Back to Paradedb

Index Creation

docs/documentation/performance-tuning/create-index.mdx

0.23.31.6 KB
Original Source

These actions can improve the performance and memory consumption of CREATE INDEX and REINDEX statements.

Raise Parallel Indexing Workers

ParadeDB uses Postgres' max_parallel_maintenance_workers setting to determine the degree of parallelism during CREATE INDEX/REINDEX. Postgres' default is 2, which may be too low for large tables.

sql
SET max_parallel_maintenance_workers = 8;

In order for max_parallel_maintenance_workers to take effect, it must be less than or equal to both max_parallel_workers and max_worker_processes.

Configure Indexing Memory

The default Postgres maintenance_work_mem value of 64MB is quite conservative and can slow down parallel index builds. We recommend at least 64MB per parallel indexing worker.

sql
SET maintenance_work_mem = '2GB';
<Note> Each worker is required to have at least `15MB` memory.

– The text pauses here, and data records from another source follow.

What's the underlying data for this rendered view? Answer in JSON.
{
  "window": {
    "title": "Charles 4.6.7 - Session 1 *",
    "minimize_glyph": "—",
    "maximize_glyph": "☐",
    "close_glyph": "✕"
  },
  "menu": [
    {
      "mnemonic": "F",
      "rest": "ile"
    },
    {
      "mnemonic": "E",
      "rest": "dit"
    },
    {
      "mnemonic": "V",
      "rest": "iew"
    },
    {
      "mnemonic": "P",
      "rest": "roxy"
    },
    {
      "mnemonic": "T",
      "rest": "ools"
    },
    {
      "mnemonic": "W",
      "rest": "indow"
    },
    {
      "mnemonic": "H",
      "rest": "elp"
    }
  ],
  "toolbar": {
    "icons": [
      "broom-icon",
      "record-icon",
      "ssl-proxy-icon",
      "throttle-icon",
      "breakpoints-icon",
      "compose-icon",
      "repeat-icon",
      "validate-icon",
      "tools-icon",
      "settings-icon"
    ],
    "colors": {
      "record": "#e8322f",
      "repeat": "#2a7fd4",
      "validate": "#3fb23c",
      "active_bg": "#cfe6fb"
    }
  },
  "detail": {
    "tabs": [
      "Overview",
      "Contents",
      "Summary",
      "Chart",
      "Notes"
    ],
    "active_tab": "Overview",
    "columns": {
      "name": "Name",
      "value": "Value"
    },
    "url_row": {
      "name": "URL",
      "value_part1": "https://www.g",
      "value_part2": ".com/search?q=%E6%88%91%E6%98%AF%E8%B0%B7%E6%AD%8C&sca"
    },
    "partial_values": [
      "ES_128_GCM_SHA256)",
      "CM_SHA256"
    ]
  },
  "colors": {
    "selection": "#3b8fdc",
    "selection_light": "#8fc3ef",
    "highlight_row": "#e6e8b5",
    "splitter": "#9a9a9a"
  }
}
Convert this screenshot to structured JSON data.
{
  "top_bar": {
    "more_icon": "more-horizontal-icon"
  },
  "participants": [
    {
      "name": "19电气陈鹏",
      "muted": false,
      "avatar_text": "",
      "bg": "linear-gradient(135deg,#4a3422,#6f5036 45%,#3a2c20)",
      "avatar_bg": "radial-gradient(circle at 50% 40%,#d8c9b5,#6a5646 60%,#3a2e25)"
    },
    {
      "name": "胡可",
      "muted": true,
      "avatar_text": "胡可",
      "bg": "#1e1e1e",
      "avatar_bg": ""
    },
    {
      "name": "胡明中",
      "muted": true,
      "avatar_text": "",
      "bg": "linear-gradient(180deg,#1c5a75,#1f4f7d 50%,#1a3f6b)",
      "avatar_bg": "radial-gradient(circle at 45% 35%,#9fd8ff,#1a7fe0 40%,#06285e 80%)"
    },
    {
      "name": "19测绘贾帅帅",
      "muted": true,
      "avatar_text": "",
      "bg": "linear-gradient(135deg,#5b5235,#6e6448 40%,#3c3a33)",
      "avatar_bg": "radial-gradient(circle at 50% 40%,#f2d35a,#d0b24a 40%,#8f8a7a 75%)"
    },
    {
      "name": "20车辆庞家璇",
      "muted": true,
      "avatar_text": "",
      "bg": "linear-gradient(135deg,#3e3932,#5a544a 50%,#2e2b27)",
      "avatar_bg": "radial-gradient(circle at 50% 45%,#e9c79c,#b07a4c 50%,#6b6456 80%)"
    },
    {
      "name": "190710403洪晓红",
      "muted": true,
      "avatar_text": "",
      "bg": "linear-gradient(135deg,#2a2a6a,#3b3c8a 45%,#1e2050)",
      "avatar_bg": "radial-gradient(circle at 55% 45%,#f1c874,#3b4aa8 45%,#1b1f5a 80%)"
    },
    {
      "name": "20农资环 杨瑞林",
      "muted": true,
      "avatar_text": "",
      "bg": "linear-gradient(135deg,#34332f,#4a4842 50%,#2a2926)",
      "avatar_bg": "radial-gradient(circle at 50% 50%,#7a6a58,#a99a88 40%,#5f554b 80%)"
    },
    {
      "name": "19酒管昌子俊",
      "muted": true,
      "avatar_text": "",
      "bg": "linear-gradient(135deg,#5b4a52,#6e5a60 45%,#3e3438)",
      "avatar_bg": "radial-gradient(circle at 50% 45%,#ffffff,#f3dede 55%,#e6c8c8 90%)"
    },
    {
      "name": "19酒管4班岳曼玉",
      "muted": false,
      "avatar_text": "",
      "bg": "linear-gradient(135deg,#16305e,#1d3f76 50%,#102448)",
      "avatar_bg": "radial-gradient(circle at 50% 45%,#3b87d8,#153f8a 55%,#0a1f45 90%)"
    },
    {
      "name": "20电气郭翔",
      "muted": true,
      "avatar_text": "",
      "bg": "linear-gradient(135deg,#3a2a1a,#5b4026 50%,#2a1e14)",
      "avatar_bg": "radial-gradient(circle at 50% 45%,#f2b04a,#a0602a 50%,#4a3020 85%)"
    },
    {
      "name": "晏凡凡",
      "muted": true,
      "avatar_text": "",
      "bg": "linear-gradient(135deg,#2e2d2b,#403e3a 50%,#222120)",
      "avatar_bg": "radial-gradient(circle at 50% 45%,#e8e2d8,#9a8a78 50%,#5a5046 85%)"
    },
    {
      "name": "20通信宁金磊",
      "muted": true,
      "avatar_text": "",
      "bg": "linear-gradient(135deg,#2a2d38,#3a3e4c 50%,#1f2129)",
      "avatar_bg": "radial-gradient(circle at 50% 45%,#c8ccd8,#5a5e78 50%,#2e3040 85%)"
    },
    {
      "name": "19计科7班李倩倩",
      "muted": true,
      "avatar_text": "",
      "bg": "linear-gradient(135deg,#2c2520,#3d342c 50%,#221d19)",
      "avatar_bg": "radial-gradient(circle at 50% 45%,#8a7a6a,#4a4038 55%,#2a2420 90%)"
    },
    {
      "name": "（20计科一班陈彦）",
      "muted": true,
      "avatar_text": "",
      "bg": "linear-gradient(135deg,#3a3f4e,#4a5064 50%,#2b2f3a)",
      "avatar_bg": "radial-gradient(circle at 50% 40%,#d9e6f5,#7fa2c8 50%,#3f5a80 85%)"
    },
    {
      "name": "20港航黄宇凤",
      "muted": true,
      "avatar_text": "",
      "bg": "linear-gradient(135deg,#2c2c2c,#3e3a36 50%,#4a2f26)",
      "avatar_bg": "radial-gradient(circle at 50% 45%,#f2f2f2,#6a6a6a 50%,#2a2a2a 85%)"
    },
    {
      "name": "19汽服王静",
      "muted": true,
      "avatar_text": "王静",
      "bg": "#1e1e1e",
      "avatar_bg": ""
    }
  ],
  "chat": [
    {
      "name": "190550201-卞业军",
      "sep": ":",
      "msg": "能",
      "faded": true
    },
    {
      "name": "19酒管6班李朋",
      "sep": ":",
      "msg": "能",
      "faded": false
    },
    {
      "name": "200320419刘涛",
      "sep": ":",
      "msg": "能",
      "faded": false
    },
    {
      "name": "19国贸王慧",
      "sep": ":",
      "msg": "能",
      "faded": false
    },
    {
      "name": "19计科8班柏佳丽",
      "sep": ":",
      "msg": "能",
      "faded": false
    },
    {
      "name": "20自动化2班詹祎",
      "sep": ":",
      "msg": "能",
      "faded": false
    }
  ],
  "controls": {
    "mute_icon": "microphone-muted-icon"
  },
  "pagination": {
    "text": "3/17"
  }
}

If `maintenance_work_mem` is set too low, an error will be returned. </Note>

Defer Index Creation

If possible, creating the BM25 index should be deferred until after a table has been populated. To illustrate:

sql
-- This is preferred
CREATE TABLE test (id SERIAL, data text);
INSERT INTO test (data) VALUES ('hello world'), ('many more values');
CREATE INDEX ON test USING bm25 (id, data) WITH (key_field = 'id');

-- ...to this
CREATE TABLE test (id SERIAL, data text);
CREATE INDEX ON test USING bm25 (id, data) WITH (key_field = 'id');
INSERT INTO test (data) VALUES ('hello world'), ('many more values');

This allows the BM25 index to create a more tightly packed, efficient representation on disk and will lead to faster build times.